332 Ils sont là, dès la création (cf. Jb 38, 7, où les anges sont appelés " fils de Dieu ") et tout au long de l’histoire du salut, annonçant de loin ou de près ce salut et servant le dessein divin de sa réalisation : ils ferment le paradis terrestre (cf. Gn 3, 24), protègent Lot (cf. Gn 19), sauvent Agar et son enfant (cf. Gn 21, 17), arrêtent la main d’Abraham (cf. Gn 22, 11), la loi est communiquée par leur ministère (cf. Ac 7, 53), ils conduisent le Peuple de Dieu (cf. Ex 23, 20-23), ils annoncent naissances (cf. Jg 13) et vocations (cf. Jg 6, 11-24 ; Is 6, 6), ils assistent les prophètes (cf. 1 R 19, 5), pour ne citer que quelques exemples. Enfin, c’est l’ange Gabriel qui annonce la naissance du Précurseur et celle de Jésus lui-même (cf. Lc 1, 11. 26).

333 De l’Incarnation à l’Ascension, la vie du Verbe incarné est entourée de l’adoration et du service des anges. Lorsque Dieu " introduit le Premier-né dans le monde, il dit : ‘Que tous les anges de Dieu l’adorent’ " (He 1, 6). Leur chant de louange à la naissance du Christ n’a cessé de résonner dans la louange de l’Église : " Gloire à Dieu ... " (Lc 2, 14). Ils protègent l’enfance de Jésus (cf. Mt 1, 20 ; 2, 13. 19), servent Jésus au désert (cf. Mc 1, 12 ; Mt 4, 11), le réconfortent dans l’agonie (cf. Lc 22, 43), alors qu’il aurait pu être sauvé par eux de la main des ennemis (cf. Mt 26, 53) comme jadis Israël (cf. 2 M 10, 29-30 ; 11, 8). Ce sont encore les anges qui " évangélisent " (Lc 2, 10) en annonçant la Bonne Nouvelle de l’Incarnation (cf. Lc 2, 8-14), et de la Résurrection (cf. Mc 16, 5-7) du Christ. Ils seront là au retour du Christ qu’ils annoncent (cf. Ac 1, 10-11), au service de son jugement (cf. Mt 13, 41 ; 24, 31 ; Lc 12, 8-9).
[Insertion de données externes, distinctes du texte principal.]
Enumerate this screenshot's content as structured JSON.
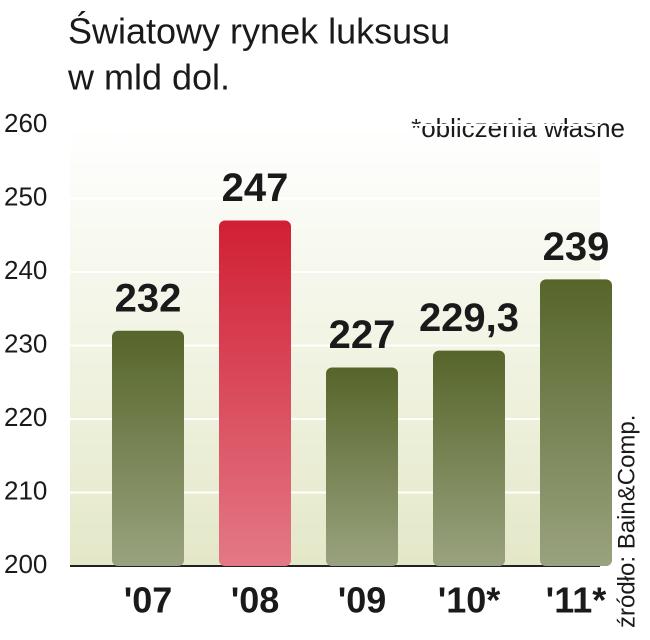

Les anges dans la vie de l’Église

334 D’ici là toute la vie de l’Église bénéficie de l’aide mystérieuse et puissante des anges (cf. Ac 5, 18-20 ; 8, 26-29 ; 10, 3-8 ; 12, 6-11 ; 27, 23-25).

335 Dans sa liturgie, l’Église se joint aux anges pour adorer le Dieu trois fois saint ; elle invoque leur assistance (ainsi dans In Paradisum deducant te angeli... de la Liturgie des défunts [OEx 50], ou encore dans l’" Hymne chérubinique " de la Liturgie byzantine [(Liturgie de S. Jean Chrysostome]), elle fête plus particulièrement la mémoire de certains anges (S. Michel, S. Gabriel, S. Raphaël, les anges gardiens).

336 Du début (de l’existence) (cf. Mt 18, 10) au trépas (cf. Lc 16, 22), la vie humaine est entourée de leur garde (cf. Ps 34, 8 ; 91, 10-13) et de leur intercession (cf. Jb 33, 23-24 ; Za 1, 12 ; Tb 12, 12). " Chaque fidèle a à ses côtés un ange comme protecteur et pasteur pour le conduire à la vie " (S. Basile, Eun. 3, 1 : PG 29, 656B). Dès ici-bas, la vie chrétienne participe, dans la foi, à la société bienheureuse des anges et des hommes, unis en Dieu.